Dr Millwood incorporates various facets of practical musicianship, sometimes in great detail (where the occasion demands), into all of his music teaching and coaching (for instance, through prompting a pupil to identify and annotate selectively intervals, harmonic progressions, or scales in a piece he/she is playing), and also offers tuition in practical musicianship (or facets thereof, such as aural skills) as a standalone discipline.

If you:

…then some serious study in practical musicianship may form part of the solution.

Mathematics teaching

Although I specialised in music at university, my research interests include pitch‑class set theory, a highly mathematical taxonomy of music analysis. I hold General Certificates of Education (A‑levels), with A* grades, in both Mathematics and Further Mathematics (having studied C1–C4, FP1–FP3, M1–M3, and S1–S3 — yes, that is thirteen units!), and also qualified for round 1 of the British Mathematical Olympiad, twice (in the December 2008 paper, I scored 26 — only one mark short of what was needed to qualify for round 2).

In 2022 and in 2023, I devised and taught the Mathematics Academy at the Felsted International Summer School, a two‑week course comprising eight two‑hour sessions for mixed‑ability classes of children from around the world (many of whom were not native English speakers).

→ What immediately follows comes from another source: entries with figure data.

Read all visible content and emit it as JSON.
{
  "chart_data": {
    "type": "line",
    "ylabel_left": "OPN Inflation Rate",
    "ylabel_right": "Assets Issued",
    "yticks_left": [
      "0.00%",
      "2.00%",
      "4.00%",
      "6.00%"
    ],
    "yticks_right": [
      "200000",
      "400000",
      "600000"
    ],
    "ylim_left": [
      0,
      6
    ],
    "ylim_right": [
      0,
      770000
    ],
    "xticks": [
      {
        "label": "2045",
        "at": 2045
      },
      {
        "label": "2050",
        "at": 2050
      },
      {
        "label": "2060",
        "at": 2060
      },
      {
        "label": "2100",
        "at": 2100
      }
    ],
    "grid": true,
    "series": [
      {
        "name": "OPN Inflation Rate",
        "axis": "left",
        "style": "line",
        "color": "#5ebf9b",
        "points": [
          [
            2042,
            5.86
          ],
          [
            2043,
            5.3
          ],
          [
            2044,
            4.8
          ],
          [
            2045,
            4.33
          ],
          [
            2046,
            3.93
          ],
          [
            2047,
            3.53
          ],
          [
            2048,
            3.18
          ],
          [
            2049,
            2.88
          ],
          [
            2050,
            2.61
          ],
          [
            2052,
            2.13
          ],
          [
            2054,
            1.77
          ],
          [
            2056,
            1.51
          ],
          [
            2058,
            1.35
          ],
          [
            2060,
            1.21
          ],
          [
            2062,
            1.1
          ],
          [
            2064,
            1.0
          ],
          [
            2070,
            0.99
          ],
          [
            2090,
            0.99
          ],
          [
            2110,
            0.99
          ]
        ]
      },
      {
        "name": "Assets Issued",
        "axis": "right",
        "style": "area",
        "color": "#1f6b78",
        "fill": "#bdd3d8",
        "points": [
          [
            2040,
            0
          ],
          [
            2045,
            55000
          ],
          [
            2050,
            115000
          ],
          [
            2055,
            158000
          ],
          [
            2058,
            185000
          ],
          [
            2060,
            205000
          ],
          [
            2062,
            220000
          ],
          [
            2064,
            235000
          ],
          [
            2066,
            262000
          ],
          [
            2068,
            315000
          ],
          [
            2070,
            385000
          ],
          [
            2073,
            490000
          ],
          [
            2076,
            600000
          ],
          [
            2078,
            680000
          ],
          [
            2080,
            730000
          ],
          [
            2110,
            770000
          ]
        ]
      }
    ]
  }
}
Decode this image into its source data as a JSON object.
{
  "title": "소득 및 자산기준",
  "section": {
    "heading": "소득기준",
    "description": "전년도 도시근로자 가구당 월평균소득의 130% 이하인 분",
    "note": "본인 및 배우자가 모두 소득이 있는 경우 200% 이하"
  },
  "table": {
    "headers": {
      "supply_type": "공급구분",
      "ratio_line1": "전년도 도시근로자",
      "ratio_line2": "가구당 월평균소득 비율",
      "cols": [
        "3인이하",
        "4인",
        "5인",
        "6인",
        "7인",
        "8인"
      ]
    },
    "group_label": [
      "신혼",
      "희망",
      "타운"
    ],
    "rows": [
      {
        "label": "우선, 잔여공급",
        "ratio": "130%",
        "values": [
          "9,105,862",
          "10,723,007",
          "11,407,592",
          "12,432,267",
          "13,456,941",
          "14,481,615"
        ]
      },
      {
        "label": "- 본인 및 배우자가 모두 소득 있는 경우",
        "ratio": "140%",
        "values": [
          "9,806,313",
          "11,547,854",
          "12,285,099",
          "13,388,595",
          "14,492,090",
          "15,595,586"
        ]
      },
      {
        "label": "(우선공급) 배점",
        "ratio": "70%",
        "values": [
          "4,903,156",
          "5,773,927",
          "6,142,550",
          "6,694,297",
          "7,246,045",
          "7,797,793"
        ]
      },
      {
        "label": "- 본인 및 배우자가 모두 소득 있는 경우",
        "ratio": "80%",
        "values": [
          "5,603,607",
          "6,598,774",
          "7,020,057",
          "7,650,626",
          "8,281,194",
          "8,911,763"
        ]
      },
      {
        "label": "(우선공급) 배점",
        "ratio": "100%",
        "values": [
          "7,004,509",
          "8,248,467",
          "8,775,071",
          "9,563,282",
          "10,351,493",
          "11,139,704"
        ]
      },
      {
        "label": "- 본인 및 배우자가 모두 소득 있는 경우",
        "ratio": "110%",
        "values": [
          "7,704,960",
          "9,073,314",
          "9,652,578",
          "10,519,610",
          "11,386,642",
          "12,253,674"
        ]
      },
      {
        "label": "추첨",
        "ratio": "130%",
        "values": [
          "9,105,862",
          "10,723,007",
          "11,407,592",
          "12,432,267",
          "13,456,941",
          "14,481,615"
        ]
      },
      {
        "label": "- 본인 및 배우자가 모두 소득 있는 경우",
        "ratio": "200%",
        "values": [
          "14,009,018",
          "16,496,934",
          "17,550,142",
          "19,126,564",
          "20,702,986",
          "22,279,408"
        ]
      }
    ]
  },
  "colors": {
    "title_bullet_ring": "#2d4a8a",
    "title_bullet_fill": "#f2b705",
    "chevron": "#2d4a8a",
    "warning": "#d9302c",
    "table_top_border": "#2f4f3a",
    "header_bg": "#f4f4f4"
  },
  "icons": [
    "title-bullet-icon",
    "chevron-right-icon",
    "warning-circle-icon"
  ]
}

As with music, my teaching approach involves encouraging the pupil to discover the solution, through the judicious use of leading questions: often, an inflection of the voice or a deliberate pause can be sufficient to draw a pupil’s attention to a mistake or omission in his/her working, although it can sometimes necessarily take a lot longer, especially when it requires a concept or formula to be explained or reiterated. By forcing the pupil to think (and not place too much reliance on the calculator) and physically write for himself/herself (mastering an effective structure and modus operandi for the writing‑out of mathematical workings is a vital skill that is often neglected — many pupils are very reticent and unstructured in their written mathematical work), I hope to instil in him/her a thorough understanding capable of prevailing against the intense pressure of an examination.